Made access policy behavior more expressive and supportable by marrying tag-based governance with row-level security, masking, extensible attributes, query-engine integration, and audit/error visibility.

Java Apache Ranger Trino DataHub Kubernetes (OCP) Helm

Context

The problem

Enterprise data platforms need policy enforcement that is expressive enough for real business rules while still being understandable to users and operators.

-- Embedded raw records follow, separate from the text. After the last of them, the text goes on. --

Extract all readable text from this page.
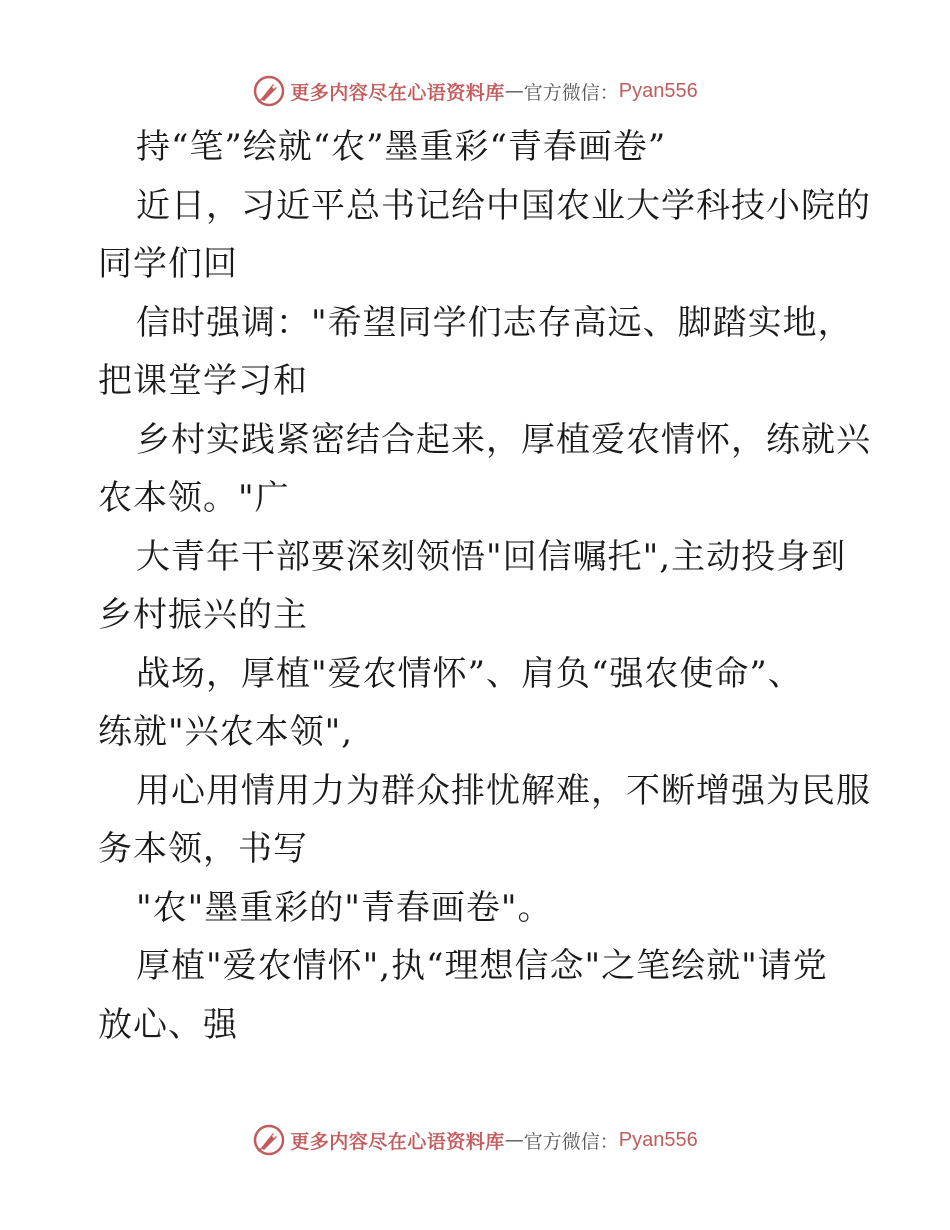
更多内容尽在心语资料库 — 官方微信： Pyan556
持“笔”绘就“农”墨重彩“青春画卷”
近日，习近平总书记给中国农业大学科技小院的
同学们回
信时强调："希望同学们志存高远、脚踏实地，
把课堂学习和
乡村实践紧密结合起来，厚植爱农情怀，练就兴
农本领。"广
大青年干部要深刻领悟"回信嘱托",主动投身到
乡村振兴的主
战场，厚植"爱农情怀”、肩负“强农使命”、
练就"兴农本领",
用心用情用力为群众排忧解难，不断增强为民服
务本领，书写
"农"墨重彩的"青春画卷"。
厚植"爱农情怀",执“理想信念"之笔绘就"请党
放心、强
更多内容尽在心语资料库 — 官方微信： Pyan556
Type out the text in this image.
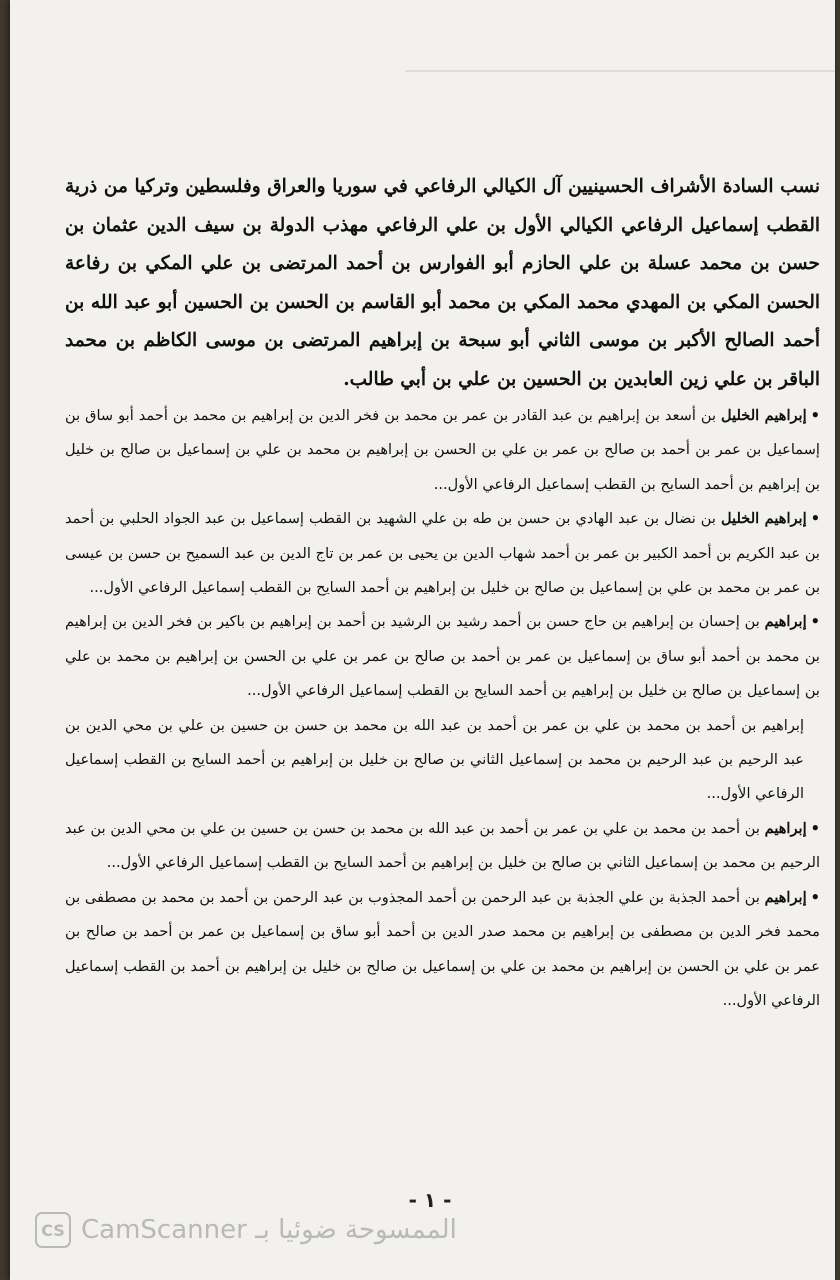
نسب السادة الأشراف الحسينيين آل الكيالي الرفاعي في سوريا والعراق وفلسطين وتركيا من ذرية القطب إسماعيل الرفاعي الكيالي الأول بن علي الرفاعي مهذب الدولة بن سيف الدين عثمان بن حسن بن محمد عسلة بن علي الحازم أبو الفوارس بن أحمد المرتضى بن علي المكي بن رفاعة الحسن المكي بن المهدي محمد المكي بن محمد أبو القاسم بن الحسن بن الحسين أبو عبد الله بن أحمد الصالح الأكبر بن موسى الثاني أبو سبحة بن إبراهيم المرتضى بن موسى الكاظم بن محمد الباقر بن علي زين العابدين بن الحسين بن علي بن أبي طالب.

•إبراهيم الخليل بن أسعد بن إبراهيم بن عبد القادر بن عمر بن محمد بن فخر الدين بن إبراهيم بن محمد بن أحمد أبو ساق بن إسماعيل بن عمر بن أحمد بن صالح بن عمر بن علي بن الحسن بن إبراهيم بن محمد بن علي بن إسماعيل بن صالح بن خليل بن إبراهيم بن أحمد السايح بن القطب إسماعيل الرفاعي الأول...

•إبراهيم الخليل بن نضال بن عبد الهادي بن حسن بن طه بن علي الشهيد بن القطب إسماعيل بن عبد الجواد الحلبي بن أحمد بن عبد الكريم بن أحمد الكبير بن عمر بن أحمد شهاب الدين بن يحيى بن عمر بن تاج الدين بن عبد السميح بن حسن بن عيسى بن عمر بن محمد بن علي بن إسماعيل بن صالح بن خليل بن إبراهيم بن أحمد السايح بن القطب إسماعيل الرفاعي الأول...

•إبراهيم بن إحسان بن إبراهيم بن حاج حسن بن أحمد رشيد بن الرشيد بن أحمد بن إبراهيم بن باكير بن فخر الدين بن إبراهيم بن محمد بن أحمد أبو ساق بن إسماعيل بن عمر بن أحمد بن صالح بن عمر بن علي بن الحسن بن إبراهيم بن محمد بن علي بن إسماعيل بن صالح بن خليل بن إبراهيم بن أحمد السايح بن القطب إسماعيل الرفاعي الأول...

إبراهيم بن أحمد بن محمد بن علي بن عمر بن أحمد بن عبد الله بن محمد بن حسن بن حسين بن علي بن محي الدين بن عبد الرحيم بن عبد الرحيم بن محمد بن إسماعيل الثاني بن صالح بن خليل بن إبراهيم بن أحمد السايح بن القطب إسماعيل الرفاعي الأول...

•إبراهيم بن أحمد بن محمد بن علي بن عمر بن أحمد بن عبد الله بن محمد بن حسن بن حسين بن علي بن محي الدين بن عبد الرحيم بن محمد بن إسماعيل الثاني بن صالح بن خليل بن إبراهيم بن أحمد السايح بن القطب إسماعيل الرفاعي الأول...

•إبراهيم بن أحمد الجذبة بن علي الجذبة بن عبد الرحمن بن أحمد المجذوب بن عبد الرحمن بن أحمد بن محمد بن مصطفى بن محمد فخر الدين بن مصطفى بن إبراهيم بن محمد صدر الدين بن أحمد أبو ساق بن إسماعيل بن عمر بن أحمد بن صالح بن عمر بن علي بن الحسن بن إبراهيم بن محمد بن علي بن إسماعيل بن صالح بن خليل بن إبراهيم بن أحمد بن القطب إسماعيل الرفاعي الأول...

- ١ -
CS CamScanner الممسوحة ضوئيا بـ
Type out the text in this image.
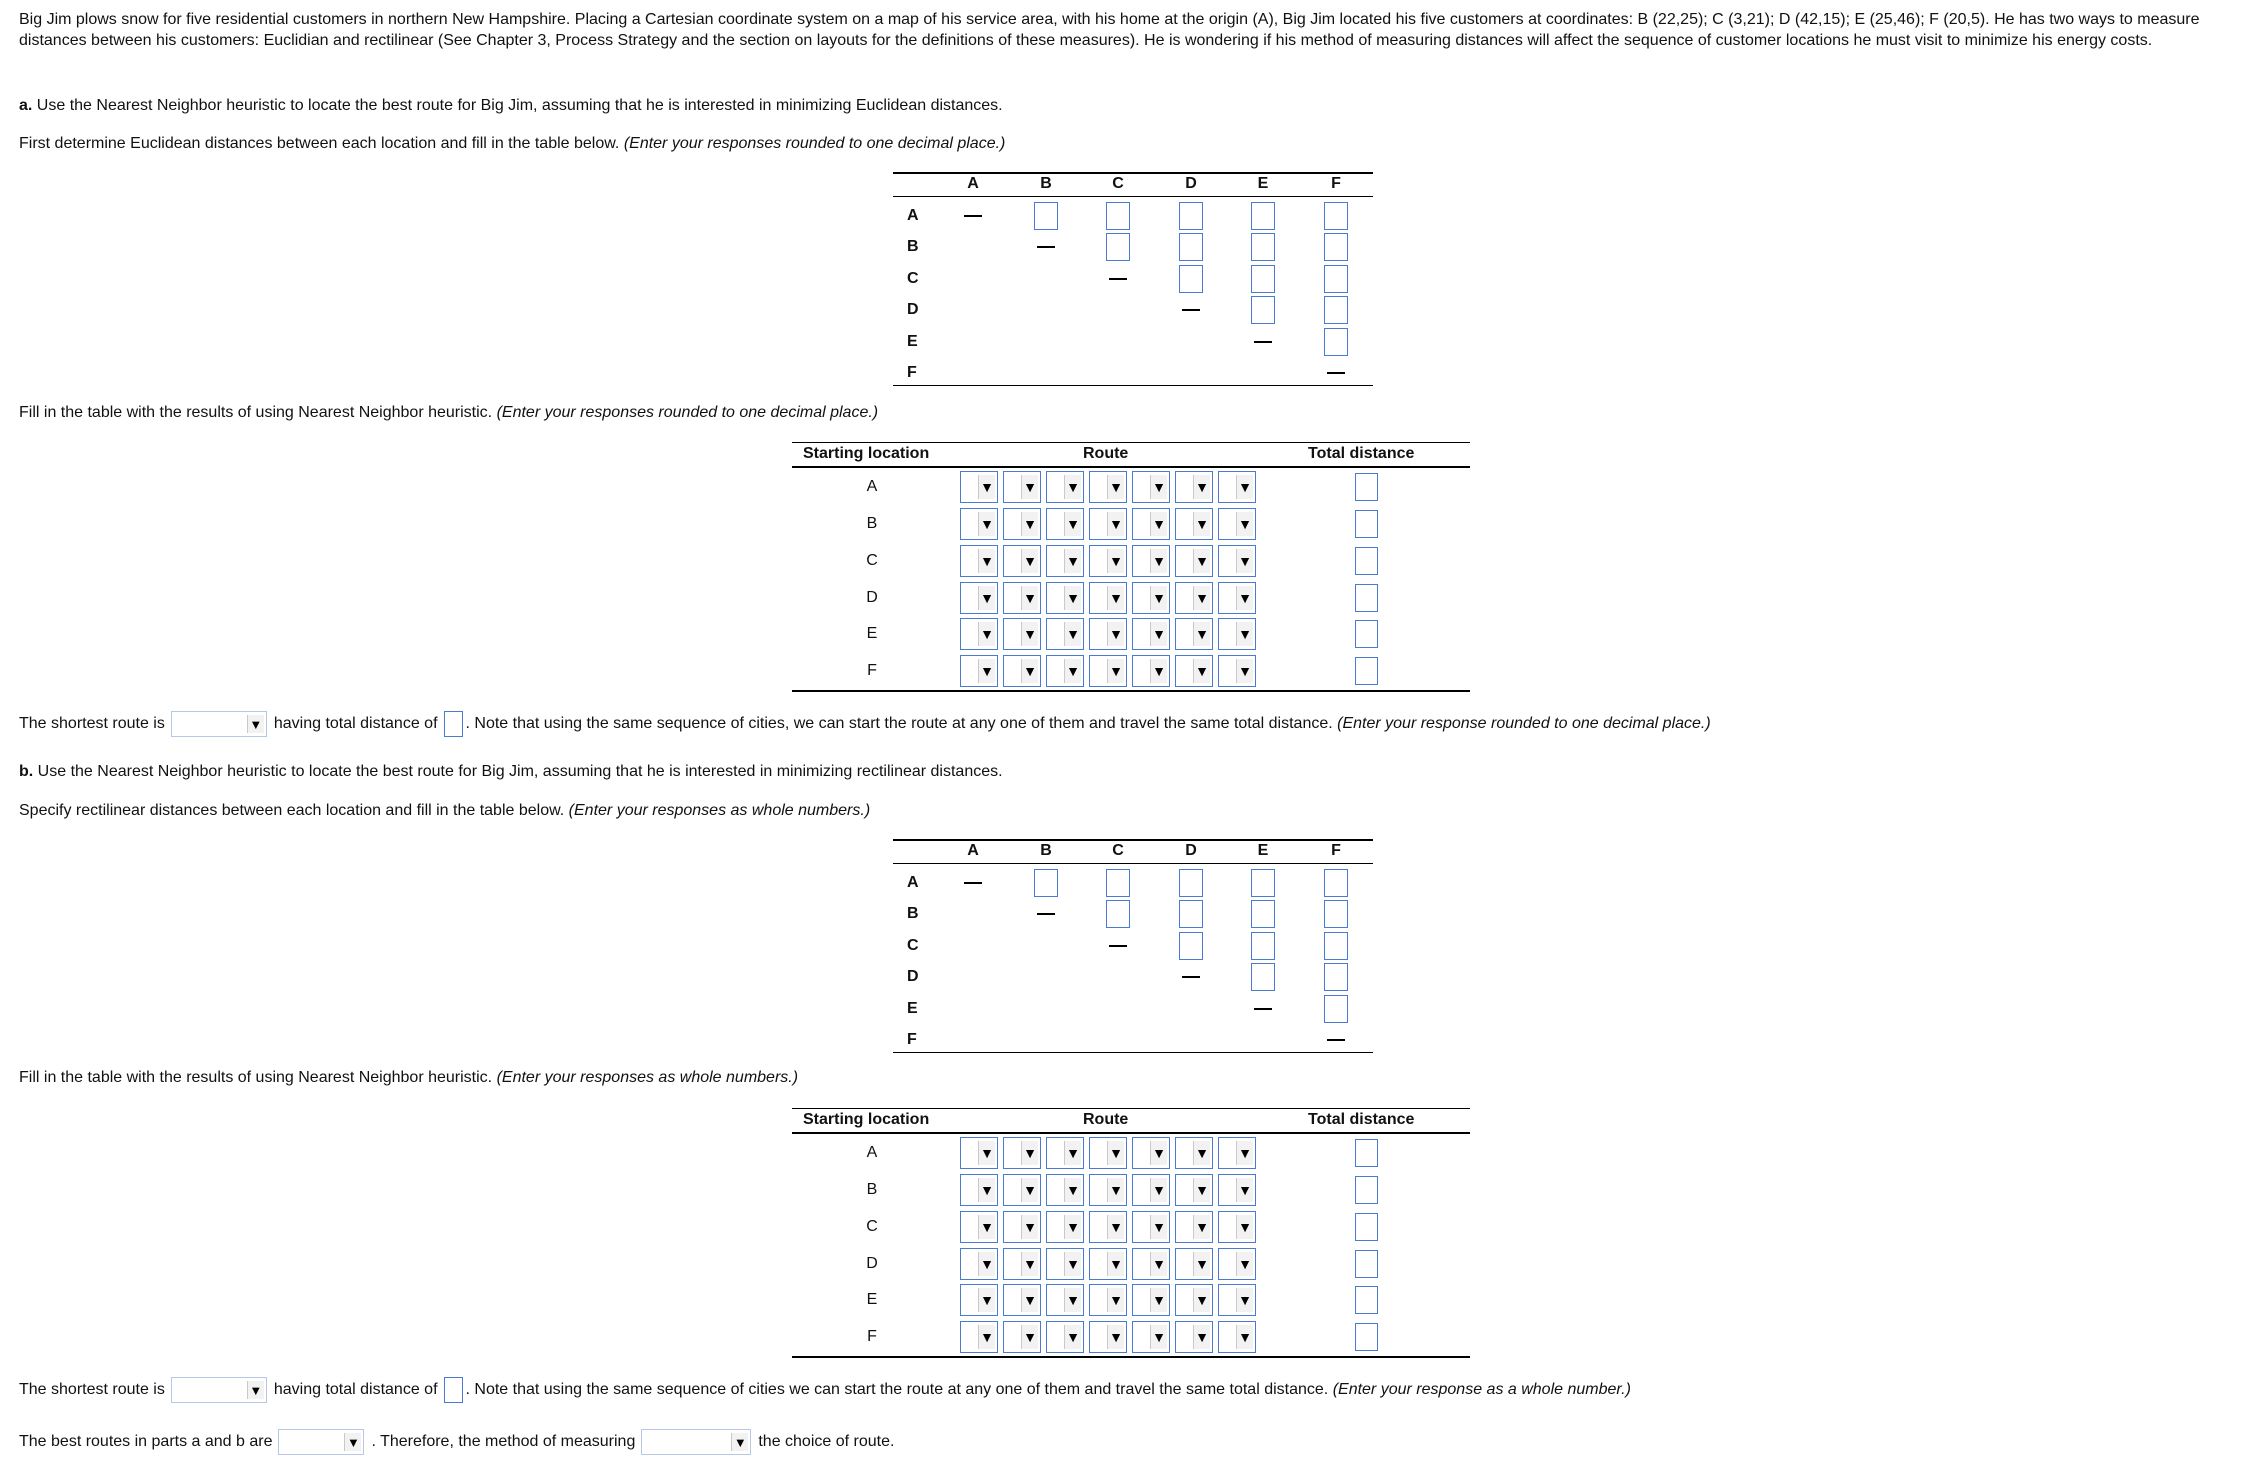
Big Jim plows snow for five residential customers in northern New Hampshire. Placing a Cartesian coordinate system on a map of his service area, with his home at the origin (A), Big Jim located his five customers at coordinates: B (22,25); C (3,21); D (42,15); E (25,46); F (20,5). He has two ways to measure distances between his customers: Euclidian and rectilinear (See Chapter 3, Process Strategy and the section on layouts for the definitions of these measures). He is wondering if his method of measuring distances will affect the sequence of customer locations he must visit to minimize his energy costs.

a. Use the Nearest Neighbor heuristic to locate the best route for Big Jim, assuming that he is interested in minimizing Euclidean distances.

First determine Euclidean distances between each location and fill in the table below. (Enter your responses rounded to one decimal place.)

A	B	C	D	E	F
A
B
C
D
E
F

Fill in the table with the results of using Nearest Neighbor heuristic. (Enter your responses rounded to one decimal place.)

Starting location	Route	Total distance
A	▼ ▼ ▼ ▼ ▼ ▼ ▼
B	▼ ▼ ▼ ▼ ▼ ▼ ▼
C	▼ ▼ ▼ ▼ ▼ ▼ ▼
D	▼ ▼ ▼ ▼ ▼ ▼ ▼
E	▼ ▼ ▼ ▼ ▼ ▼ ▼
F	▼ ▼ ▼ ▼ ▼ ▼ ▼
The shortest route is	▼ having total distance of . Note that using the same sequence of cities, we can start the route at any one of them and travel the same total distance.
(Enter your response rounded to one decimal place.)

b. Use the Nearest Neighbor heuristic to locate the best route for Big Jim, assuming that he is interested in minimizing rectilinear distances.

Specify rectilinear distances between each location and fill in the table below. (Enter your responses as whole numbers.)

A	B	C	D	E	F
A
B
C
D
E
F

Fill in the table with the results of using Nearest Neighbor heuristic. (Enter your responses as whole numbers.)

Starting location	Route	Total distance
A	▼ ▼ ▼ ▼ ▼ ▼ ▼
B	▼ ▼ ▼ ▼ ▼ ▼ ▼
C	▼ ▼ ▼ ▼ ▼ ▼ ▼
D	▼ ▼ ▼ ▼ ▼ ▼ ▼
E	▼ ▼ ▼ ▼ ▼ ▼ ▼
F	▼ ▼ ▼ ▼ ▼ ▼ ▼
The shortest route is	▼ having total distance of . Note that using the same sequence of cities we can start the route at any one of them and travel the same total distance.
(Enter your response as a whole number.)
The best routes in parts a and b are	▼ . Therefore, the method of measuring	▼ the choice of route.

The contribution evidence shows external DB-backed attribute lookup, extensible policy attributes, caching, DataHub tag-driven policy implementation, row-level security, masking, Trino/Ranger integration, tag-sync support, audit fixes, denied-access message clarity, and deployment/runtime hardening.

System trace

How the work moved through the system

A high-level operating path: where the request starts, how the system shapes it, and how other teams consume the result.

  1. 1

    An external database provides extensible attributes that enrich the context available to policy evaluation.

  2. 2

    Apache Ranger-based authorization governs query-engine access through integration points such as Trino plugins.

  3. 3

    DataHub tags can drive policy behavior directly instead of remaining only catalog metadata.

Policy input

External attributes

Policy behavior was extended with database-backed attributes and caching so new policy context could be added without code changes for each attribute.

Governance shape

Tags + RLS + masking

DataHub tags became a policy entry point while row-level security and masking handled fine-grained enforcement.

Execution layer

Query enforcement

The governance work connects to query-engine execution instead of remaining a standalone admin concern.

Architecture

System shape

7
  1. 1 An external database provides extensible attributes that enrich the context available to policy evaluation.
  2. 2 Apache Ranger-based authorization governs query-engine access through integration points such as Trino plugins.
  3. 3 DataHub tags can drive policy behavior directly instead of remaining only catalog metadata.
  4. 4 Tag-based policies are combined with row-level security and masking so policy decisions can control both access and data shape.
  5. 5 Tag synchronization keeps governance metadata closer to the authorization layer.
  6. 6 Audit logs and denied-access messages are improved so failures can be investigated and explained.
  7. 7 Containerized/local setup paths make the governance stack easier to test and evolve.

Ownership

What I handled

5
  1. 1 Implemented external DB-backed attribute lookup and caching behavior.
  2. 2 Enabled DataHub tag-driven policies that combine tag governance with row-level security and masking.
  3. 3 Worked on Trino/Ranger integration and containerized runtime setup.
  4. 4 Improved audit and denied-access feedback paths.
  5. 5 Built tag-sync support between metadata and policy systems.

Lessons

What carried forward

2
  1. 1 Access governance is part of developer experience, not just security administration.
  2. 2 Policy systems are easier to operate when audit, error messages, and local testability are treated as first-class work.

Engineering decisions

Make policy context richer than roles

RBAC alone was not enough for the policy shapes required, so external attributes, DataHub tags, row filters, and masking became part of enforcement context.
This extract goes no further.